Endrick revela que não julga outros jogadores e critica interesse da imprensa

Endrick

Reprodução

Em entrevista reveladora divulgada pela revista Quem neste sábado (13), data da estreia da Seleção, o atacante Endrick, abriu o coração sobre sua visão de mundo, a influência da família e o que pretende ensinar ao filho. A fala do jovem de 19 anos evita conflitos após ele ser comparado a jogadores com estilo de vida mais extravagante.

“Não posso julgar o comportamento de ninguém”
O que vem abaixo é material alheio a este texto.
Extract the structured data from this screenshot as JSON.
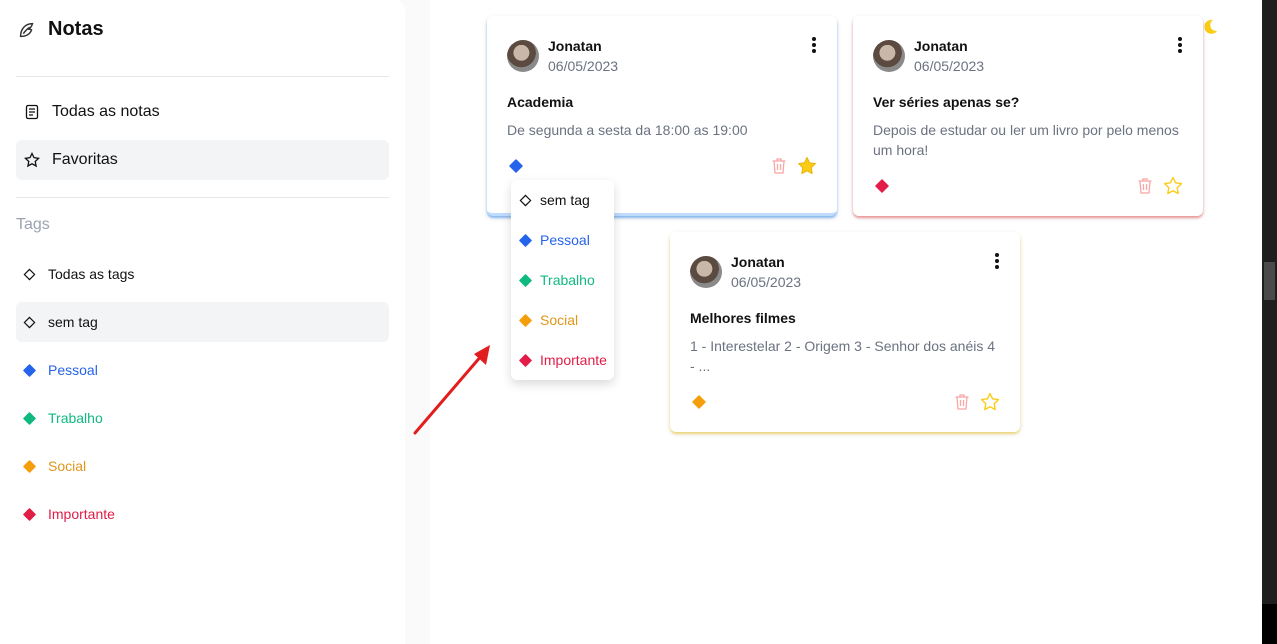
{
  "app": {
    "title": "Notas"
  },
  "nav": {
    "items": [
      {
        "label": "Todas as notas",
        "icon": "document-icon"
      },
      {
        "label": "Favoritas",
        "icon": "star-icon"
      }
    ]
  },
  "tags": {
    "heading": "Tags",
    "items": [
      {
        "label": "Todas as tags",
        "color": "#111827"
      },
      {
        "label": "sem tag",
        "color": "#111827"
      },
      {
        "label": "Pessoal",
        "color": "#2563eb"
      },
      {
        "label": "Trabalho",
        "color": "#10b981"
      },
      {
        "label": "Social",
        "color": "#f59e0b"
      },
      {
        "label": "Importante",
        "color": "#e11d48"
      }
    ]
  },
  "notes": [
    {
      "author": "Jonatan",
      "date": "06/05/2023",
      "title": "Academia",
      "body": "De segunda a sesta da 18:00 as 19:00",
      "tag_color": "#2563eb",
      "favorite": true
    },
    {
      "author": "Jonatan",
      "date": "06/05/2023",
      "title": "Ver séries apenas se?",
      "body": "Depois de estudar ou ler um livro por pelo menos um hora!",
      "tag_color": "#e11d48",
      "favorite": false
    },
    {
      "author": "Jonatan",
      "date": "06/05/2023",
      "title": "Melhores filmes",
      "body": "1 - Interestelar 2 - Origem 3 - Senhor dos anéis 4 - ...",
      "tag_color": "#f59e0b",
      "favorite": false
    }
  ],
  "tag_menu": {
    "items": [
      {
        "label": "sem tag",
        "color": "#111827"
      },
      {
        "label": "Pessoal",
        "color": "#2563eb"
      },
      {
        "label": "Trabalho",
        "color": "#10b981"
      },
      {
        "label": "Social",
        "color": "#f59e0b"
      },
      {
        "label": "Importante",
        "color": "#e11d48"
      }
    ]
  },
  "colors": {
    "annotation_arrow": "#e11d1d",
    "favorite_star": "#facc15",
    "trash": "#fca5a5"
  }
}
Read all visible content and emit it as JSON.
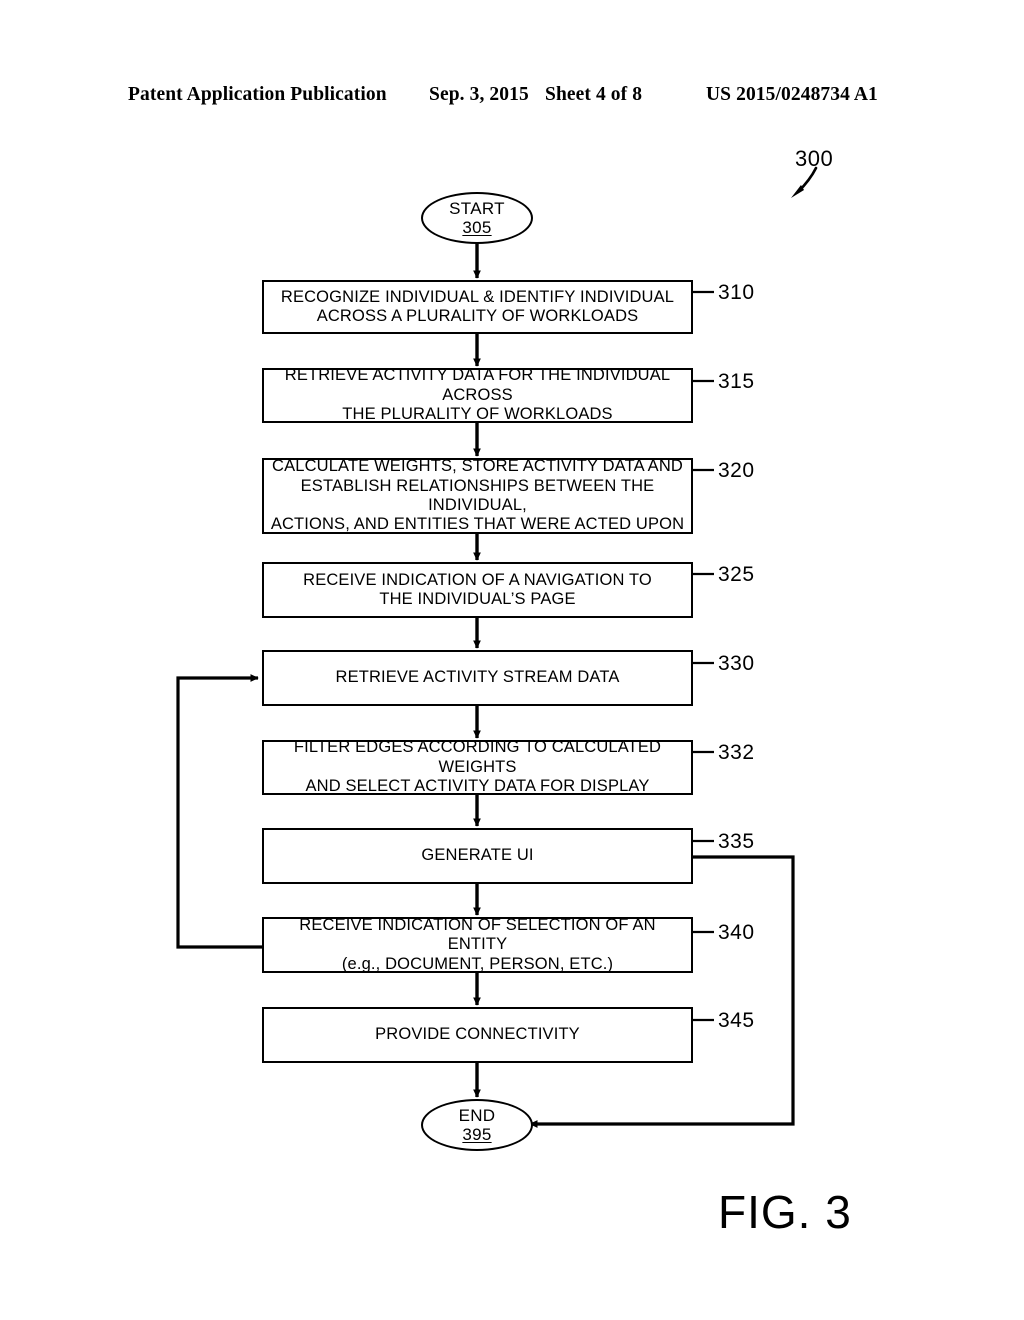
{
  "header": {
    "publication": "Patent Application Publication",
    "date": "Sep. 3, 2015",
    "sheet": "Sheet 4 of 8",
    "patent_number": "US 2015/0248734 A1"
  },
  "figure": {
    "caption": "FIG. 3",
    "reference": "300"
  },
  "flowchart": {
    "start": {
      "label": "START",
      "number": "305"
    },
    "end": {
      "label": "END",
      "number": "395"
    },
    "steps": [
      {
        "ref": "310",
        "text": "RECOGNIZE INDIVIDUAL & IDENTIFY INDIVIDUAL\nACROSS A PLURALITY OF WORKLOADS"
      },
      {
        "ref": "315",
        "text": "RETRIEVE ACTIVITY DATA FOR THE INDIVIDUAL ACROSS\nTHE PLURALITY OF WORKLOADS"
      },
      {
        "ref": "320",
        "text": "CALCULATE WEIGHTS, STORE ACTIVITY DATA AND\nESTABLISH RELATIONSHIPS BETWEEN THE INDIVIDUAL,\nACTIONS, AND ENTITIES THAT WERE ACTED UPON"
      },
      {
        "ref": "325",
        "text": "RECEIVE INDICATION OF A NAVIGATION TO\nTHE INDIVIDUAL’S PAGE"
      },
      {
        "ref": "330",
        "text": "RETRIEVE ACTIVITY STREAM DATA"
      },
      {
        "ref": "332",
        "text": "FILTER EDGES ACCORDING TO CALCULATED WEIGHTS\nAND SELECT ACTIVITY DATA FOR DISPLAY"
      },
      {
        "ref": "335",
        "text": "GENERATE UI"
      },
      {
        "ref": "340",
        "text": "RECEIVE INDICATION OF SELECTION OF AN ENTITY\n(e.g., DOCUMENT, PERSON, ETC.)"
      },
      {
        "ref": "345",
        "text": "PROVIDE CONNECTIVITY"
      }
    ]
  },
  "colors": {
    "ink": "#000000",
    "paper": "#ffffff"
  }
}
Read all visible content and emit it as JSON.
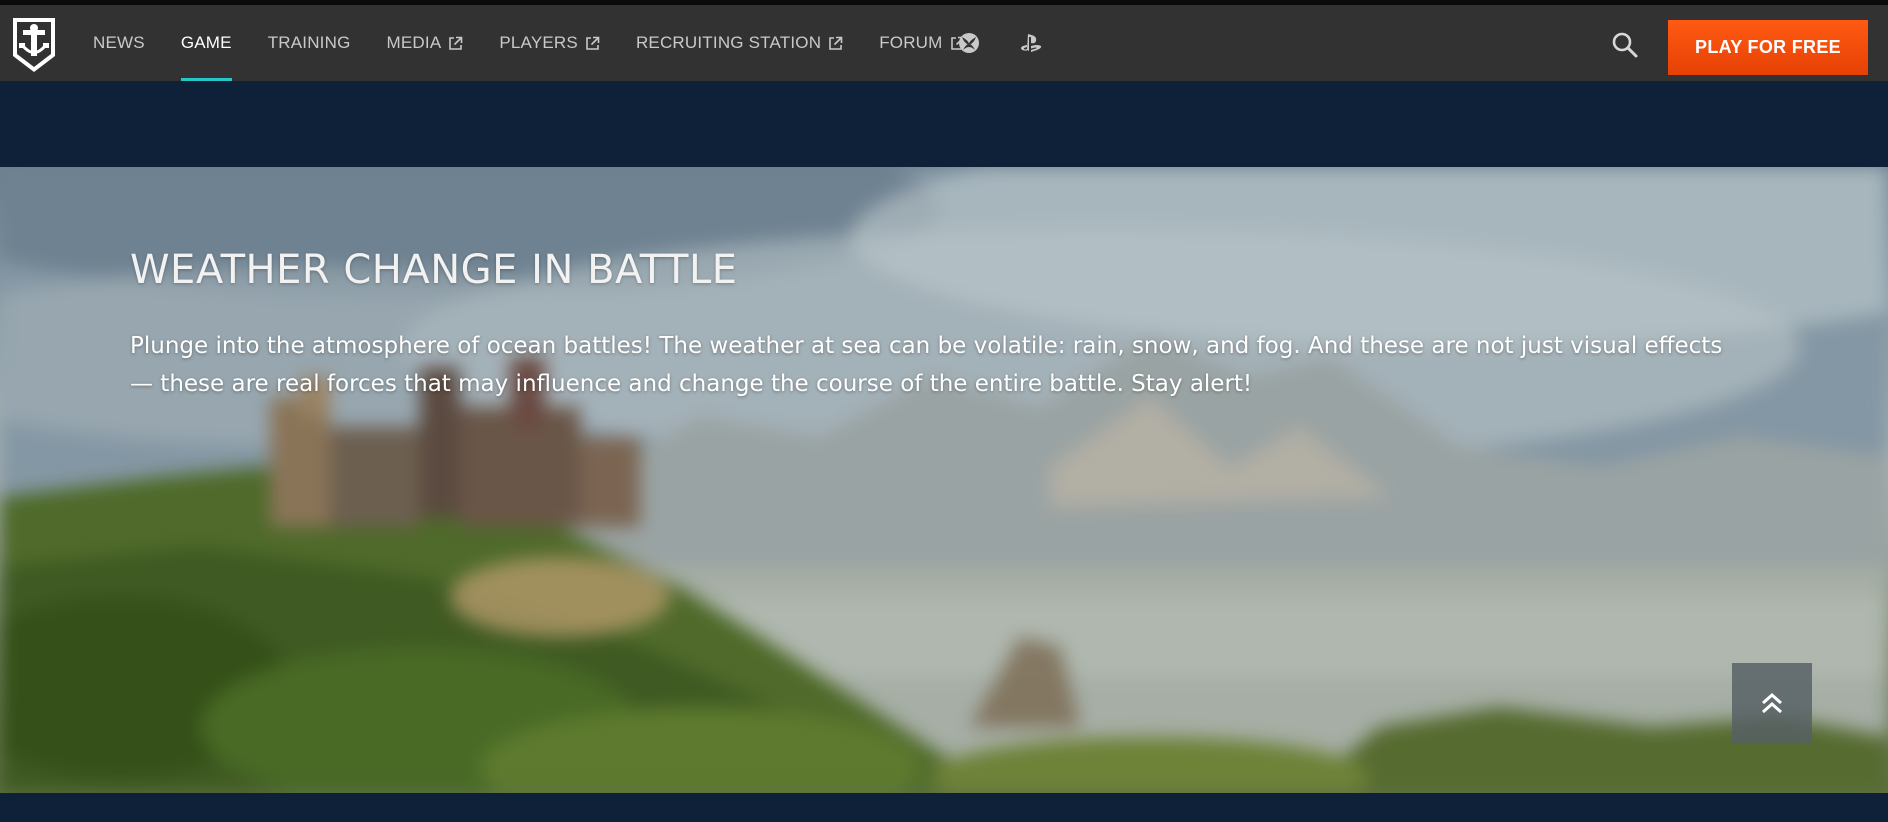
{
  "header": {
    "nav": [
      {
        "label": "News",
        "external": false,
        "active": false
      },
      {
        "label": "Game",
        "external": false,
        "active": true
      },
      {
        "label": "Training",
        "external": false,
        "active": false
      },
      {
        "label": "Media",
        "external": true,
        "active": false
      },
      {
        "label": "Players",
        "external": true,
        "active": false
      },
      {
        "label": "Recruiting Station",
        "external": true,
        "active": false
      },
      {
        "label": "Forum",
        "external": true,
        "active": false
      }
    ],
    "platforms": [
      "xbox-icon",
      "playstation-icon"
    ],
    "play_label": "Play for free",
    "colors": {
      "bar": "#323232",
      "active_underline": "#27c6c9",
      "play_button": "#ff5a13"
    }
  },
  "hero": {
    "title": "Weather Change in Battle",
    "text": "Plunge into the atmosphere of ocean battles! The weather at sea can be volatile: rain, snow, and fog. And these are not just visual effects — these are real forces that may influence and change the course of the entire battle. Stay alert!"
  },
  "page": {
    "background": "#0f2138"
  }
}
Endrick evitou críticas diretas a outros atletas e preferiu refletir sobre a diversidade de origens no futebol. “Eu não posso julgar o comportamento de ninguém. Cada pessoa cresceu em um lugar diferente, com pessoas diferentes, com exemplos diferentes. Eu busco cuidar das pessoas que estão do meu lado, de quem cuidou de mim, e ser um bom exemplo para outras. Meus pais me ensinaram isso.”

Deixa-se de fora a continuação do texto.